This was my latest makeover project: upholstered metal folding chairs.
Pretty nice upgrade, wouldn’t you say? But what is even more interesting, I think, is the behind-the-scenes footage of this saga. Because the reality is, behind every pretty picture of a craft I’ve completed is a slew of headaches and frustrations that are lost to the public eye as soon as I post a polished “after” photo.
This is the truth of crafting that Pinterest will not tell you.
Every tutorial I had encountered proclaimed how easy this project was, and you know, after the first chair, the rest really were simple. But that first chair . . . I can’t look at that pink chair without a slight grimace. Here is what I had to learn the hard way:
- You need short staples (1/4″) to attach your new fabric, otherwise your staples will go through the top panel.
- A thick home decorating fabric is best, which will save you the trouble of having to remove the chair’s original fabric if the print shows through.

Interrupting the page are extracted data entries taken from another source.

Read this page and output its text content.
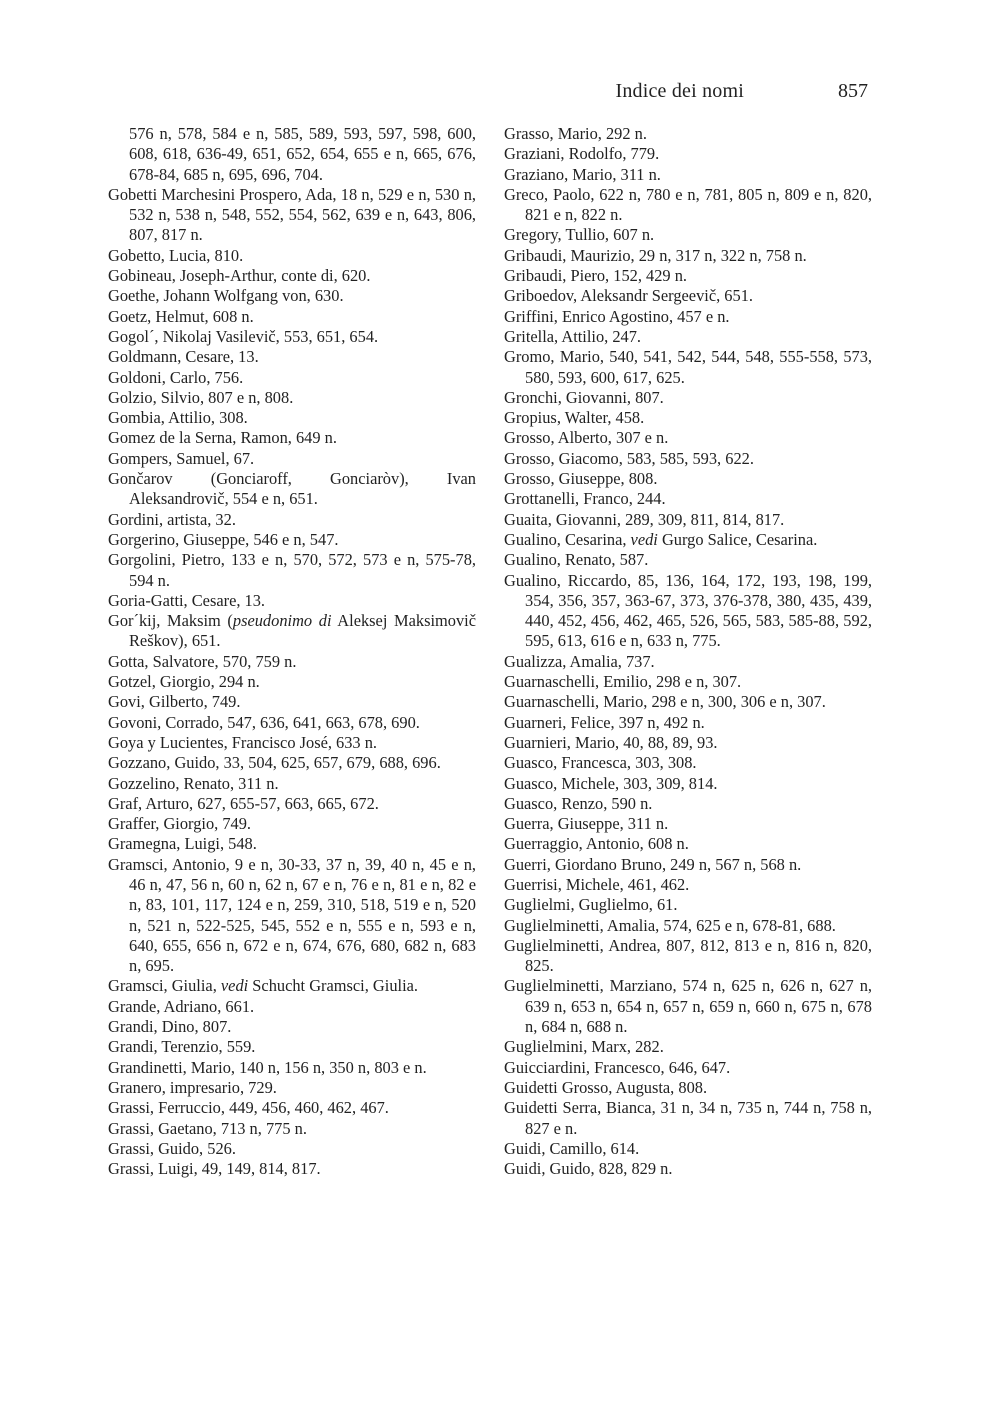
Indice dei nomi	857

576 n, 578, 584 e n, 585, 589, 593, 597, 598, 600, 608, 618, 636-49, 651, 652, 654, 655 e n, 665, 676, 678-84, 685 n, 695, 696, 704.

Gobetti Marchesini Prospero, Ada, 18 n, 529 e n, 530 n, 532 n, 538 n, 548, 552, 554, 562, 639 e n, 643, 806, 807, 817 n.

Gobetto, Lucia, 810.

Gobineau, Joseph-Arthur, conte di, 620.

Goethe, Johann Wolfgang von, 630.

Goetz, Helmut, 608 n.

Gogol´, Nikolaj Vasilevič, 553, 651, 654.

Goldmann, Cesare, 13.

Goldoni, Carlo, 756.

Golzio, Silvio, 807 e n, 808.

Gombia, Attilio, 308.

Gomez de la Serna, Ramon, 649 n.

Gompers, Samuel, 67.

Gončarov (Gonciaroff, Gonciaròv), Ivan Aleksandrovič, 554 e n, 651.

Gordini, artista, 32.

Gorgerino, Giuseppe, 546 e n, 547.

Gorgolini, Pietro, 133 e n, 570, 572, 573 e n, 575-78, 594 n.

Goria-Gatti, Cesare, 13.

Gor´kij, Maksim (pseudonimo di Aleksej Maksimovič Reškov), 651.

Gotta, Salvatore, 570, 759 n.

Gotzel, Giorgio, 294 n.

Govi, Gilberto, 749.

Govoni, Corrado, 547, 636, 641, 663, 678, 690.

Goya y Lucientes, Francisco José, 633 n.

Gozzano, Guido, 33, 504, 625, 657, 679, 688, 696.

Gozzelino, Renato, 311 n.

Graf, Arturo, 627, 655-57, 663, 665, 672.

Graffer, Giorgio, 749.

Gramegna, Luigi, 548.

Gramsci, Antonio, 9 e n, 30-33, 37 n, 39, 40 n, 45 e n, 46 n, 47, 56 n, 60 n, 62 n, 67 e n, 76 e n, 81 e n, 82 e n, 83, 101, 117, 124 e n, 259, 310, 518, 519 e n, 520 n, 521 n, 522-525, 545, 552 e n, 555 e n, 593 e n, 640, 655, 656 n, 672 e n, 674, 676, 680, 682 n, 683 n, 695.

Gramsci, Giulia, vedi Schucht Gramsci, Giulia.

Grande, Adriano, 661.

Grandi, Dino, 807.

Grandi, Terenzio, 559.

Grandinetti, Mario, 140 n, 156 n, 350 n, 803 e n.

Granero, impresario, 729.

Grassi, Ferruccio, 449, 456, 460, 462, 467.

Grassi, Gaetano, 713 n, 775 n.

Grassi, Guido, 526.

Grassi, Luigi, 49, 149, 814, 817.

Grasso, Mario, 292 n.

Graziani, Rodolfo, 779.

Graziano, Mario, 311 n.

Greco, Paolo, 622 n, 780 e n, 781, 805 n, 809 e n, 820, 821 e n, 822 n.

Gregory, Tullio, 607 n.

Gribaudi, Maurizio, 29 n, 317 n, 322 n, 758 n.

Gribaudi, Piero, 152, 429 n.

Griboedov, Aleksandr Sergeevič, 651.

Griffini, Enrico Agostino, 457 e n.

Gritella, Attilio, 247.

Gromo, Mario, 540, 541, 542, 544, 548, 555-558, 573, 580, 593, 600, 617, 625.

Gronchi, Giovanni, 807.

Gropius, Walter, 458.

Grosso, Alberto, 307 e n.

Grosso, Giacomo, 583, 585, 593, 622.

Grosso, Giuseppe, 808.

Grottanelli, Franco, 244.

Guaita, Giovanni, 289, 309, 811, 814, 817.

Gualino, Cesarina, vedi Gurgo Salice, Cesarina.

Gualino, Renato, 587.

Gualino, Riccardo, 85, 136, 164, 172, 193, 198, 199, 354, 356, 357, 363-67, 373, 376-378, 380, 435, 439, 440, 452, 456, 462, 465, 526, 565, 583, 585-88, 592, 595, 613, 616 e n, 633 n, 775.

Gualizza, Amalia, 737.

Guarnaschelli, Emilio, 298 e n, 307.

Guarnaschelli, Mario, 298 e n, 300, 306 e n, 307.

Guarneri, Felice, 397 n, 492 n.

Guarnieri, Mario, 40, 88, 89, 93.

Guasco, Francesca, 303, 308.

Guasco, Michele, 303, 309, 814.

Guasco, Renzo, 590 n.

Guerra, Giuseppe, 311 n.

Guerraggio, Antonio, 608 n.

Guerri, Giordano Bruno, 249 n, 567 n, 568 n.

Guerrisi, Michele, 461, 462.

Guglielmi, Guglielmo, 61.

Guglielminetti, Amalia, 574, 625 e n, 678-81, 688.

Guglielminetti, Andrea, 807, 812, 813 e n, 816 n, 820, 825.

Guglielminetti, Marziano, 574 n, 625 n, 626 n, 627 n, 639 n, 653 n, 654 n, 657 n, 659 n, 660 n, 675 n, 678 n, 684 n, 688 n.

Guglielmini, Marx, 282.

Guicciardini, Francesco, 646, 647.

Guidetti Grosso, Augusta, 808.

Guidetti Serra, Bianca, 31 n, 34 n, 735 n, 744 n, 758 n, 827 e n.

Guidi, Camillo, 614.

Guidi, Guido, 828, 829 n.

- Use a heavy duty staple gun. Don’t go for the prettier, lighter one advertised to be easier on your hands (EVEN if the packaging has on it a picture of a man stapling together a wooden birdhouse). Otherwise, you will end up with two staple guns and have spent $23 instead of $9, when the prettier, easy-on-the-hands one refuses to puncture anything. What worked was the Arrow JT27.
- When purchasing anything, double check that you have the right items and that they are in working order, like, say, that your spray adhesive is not missing a nozzle. Otherwise, you will make the untimely discovery the next time you craft (i.e. when the baby is napping), and therefore you will be home-bound, unable to move on with your project, and left with nothing else to do but twiddle your thumbs. Talk about a momentum-buster.
- Speaking of spray adhesive, don’t use it indoors at your dining table. This seems like common sense, and apparently, I don’t have any. If you, too, lack common sense, you will get spray adhesive all over your table, computer, phone, and anything else that’s lying within a 2-foot radius of your target.
- The bottom panel that you sit on may not be a uniform square. Lay your fabric on to check if it lines up correctly BEFORE you staple . . . otherwise, you may encounter this:
- If you have chairs with these plastic push-in rivets on the bottom, as opposed to metal screws, curse the chair-making powers that be, but DON’T try to cut them off with scissors. It is an ineffective method that will eat up your time and your hands.
Okay, now that I’ve sufficiently aired my frustrations and scared you from attempting this project, let me assure you that it really is fairly simple. 😉 Though, if you’re anything like me, you, too, must learn the hard way. What doesn’t kill you makes you stronger, right? Yes, I believe that can be applied to crafting.
How to Reupholster Your Folding Chair
- folding chair
- heavy home decorating fabric (about 1/2-yard)
- spray adhesive (optional, but it helps)
- heavy(ier) duty staple gun
- 1/4-inch staples
Additional materials you may need:
- hammer or metal mallet
- #10-32 x 1/2″ round head machine screws with bolts
- E6000 glue
1. Unscrew the top and bottom panels. Or, if you are unfortunate like me, your chair panels are attached by plastic push-in rivets. Use a hammer to pound them out. If the rivets are not too shredded, you can simply reinsert the panel at the end. If, though, they are not reusable, or if you want a sturdier attachment, you can replace the rivets with screws.
2. Hopefully, your new fabric is thick and not see-through, so you can simply lay it on top of the original fabric. Otherwise, remove the original fabric by using a screwdriver to lift the staples. (Do this also if you want to replace rivets with screws.)
3. If you are replacing the plastic rivets with screws, pull the cushion apart from the backing and remove rivets and reinsert screws. Use masking tape to keep screws in place before flipping the board back over so that the screws are pointed outwards.
4. Laying the panels on top of your new (and ironed) fabric, cut out pieces with about 1-1/2 to 2 inches extra on each side. Be aware of which sides are the front and back of your panel, and align your fabric accordingly. Use spray adhesive (outside!) to secure fabric, and then start stapling, alternating sides and pulling taut the fabric as you go.
5. When you get to the corners, pleat the fabric before stapling, working around each curve.
6. Cut away excess fabric. Realign your panels to the chair, and screw back into place, attaching bolts where necessary. If you kept the old push-in rivets, simply snap the seat panel back in position. You can also use the E6000 glue, which is an easy, but permanent, solution.
And that’s it! Enjoy your chair!
Easy, right? I guess you’ll have to find out.
As for Lucy, she’s pretty happy-go-lucky, even when her chairs don’t turn out. No sweat. Maybe I should take a page from her book.